研究課題
孤発性封入体筋炎(sIBM)は高齢発症の難治性炎症性筋疾患である。病態には不明な点が多く、有効な治療法は未だ存在しない。患者血清中には骨格筋を標的とする自己抗体「抗cN1A抗体」が存在し、骨格筋にはリンパ球浸潤を認めることから自己免疫機序が病態に関与する。一方で筋形質内には異常蛋白凝集を認め、蛋白分解機構の障害も関与している。この自己免疫機序と蛋白凝集のどちらが一次的であるか、双方の相互作用が存在するかについては未解明である。本研究ではcN1Aに対する自己免疫応答が筋毒性を有するか、また蛋白分解機構に影響するかを明らかにするために、cN1Aペプチド能動免疫マウスを開発し、疾患特異的治療法の開発を目指す。既報告論文のエピトープ候補部位を参考に合成した3種類のマウスcN1Aペプチドを、完全アジュバンド、百日咳菌毒素とともに8-10 週齢の雌マウスの足底および尾部に投与した(1 ペプチドにつき、n= 5 匹)。コントロールではペプチドを含まないアジュバンドのみを投与した(n= 5 匹)。cN1Aペプチド免疫は1週間ごとに4週間反復投与した。
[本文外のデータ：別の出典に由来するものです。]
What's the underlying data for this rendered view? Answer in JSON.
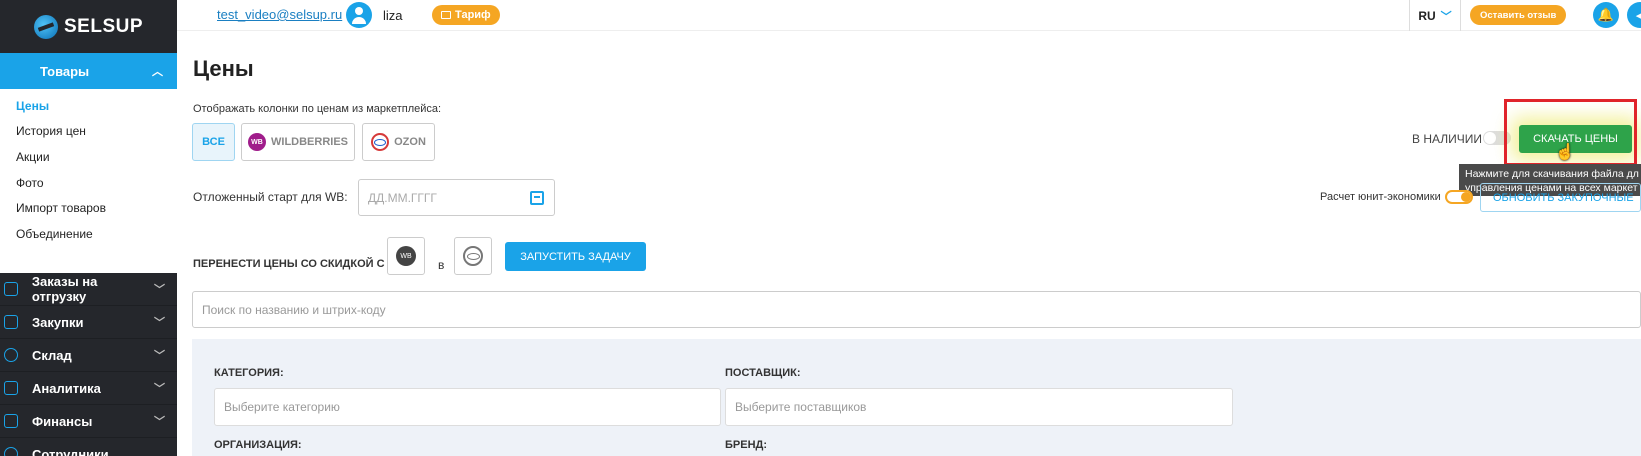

cN1Aペプチドを接種されたすべてのマウスにおいて、対応する抗cN1A抗体が血清中に検出された。行動解析として体重推移、 トレッドミルテストおよび握力テストにより運動機能を経時的に評価したところ、cN1Aペプチドを接種した1群で体重が減少し、2群でトレッドミルテストによる運動機能の低下が見られた。筋病理学的評価では、cN1Aペプチド接種群で内在核線維が増加し、CD8陽性リンパ球の浸潤がみられ、p62やLC3-IIの発現が亢進していた。cN1Aペプチド能動免疫マウスは、sIBMに類似の臨床病理学的な表現型を模倣した。本マウスモデルは、sIBMの病態を解明し新規の治療戦略を探索するための有用なツールとなることが期待される。
2: おおむね順調に進展している
申請者は先行研究において、抗cN1A抗体の骨格筋に対する病原性を検討するためにin vitroおよびin vivoでの抗体移入実験を行い、ヒト横紋筋肉腫細胞(RD細胞)およびC57BL6マウス骨格筋の双方で選択的オートファジーに関与するp62の筋形質内異常凝集を認めることを明らかにし、本抗体並びに骨格筋への自己免疫応答が直接的に骨格筋の蛋白分解機構に影響を及ぼす可能性を初めて示した(Tawara et al.Ann Neurol. 2017)。加えてcN1Aペプチド能動免疫マウスは、sIBMに類似の臨床病理学的な表現型を模倣することから、抗cN1A抗体の病因的意義がより明確になったと考えられる。これまでcN1A蛋白に対する自己免疫応答に着目したsIBMの病態研究に関する報告はこれまでに国内、国外ともになく、本研究の重要性が再確認されたものと考える。
我々は、抗cN1A抗体のみならず、cN1A抗原特異的リンパ球がsIBMの病態において重要な役割を果たす可能性を考えている。抗原特異的リンパ球が筋毒性や蛋白分解機構への直接的な病原性を有するかを解析することを目的に、リンパ球移入検証を行う。cN1A蛋白能動免疫マウスの脾臓からリンパ球を採取し、免疫したcN1Aペプチドと混合することでcN1A抗原特異的リンパ球を活性化させる。その後野生型マウスにリンパ球移入を行い、行動学的および血清学的、筋病理学的解析を行う。またリンパ球と抽出した抗cN1A抗体を単独で野生型マウスに移入し、表現型や筋病理の違いについても検証することで自己抗体の病原性、リンパ球の病原性について明らかにする。さらにcN1A蛋白能動免疫マウスについて、封入体筋炎類似の自己免疫応答の誘導と蛋白分解機構の障害が再現される場合には、本マウスを用いて免疫治療と蛋白分解を促進する治療を組み合わせたCombination therapy(例:大量免疫グロブリン療法+ラパマイシン投与など)を検討する。
次年度に大量にペプチドを能動免疫したマウスの実験が必要であり、前年度の経費を繰り越す必要があったため。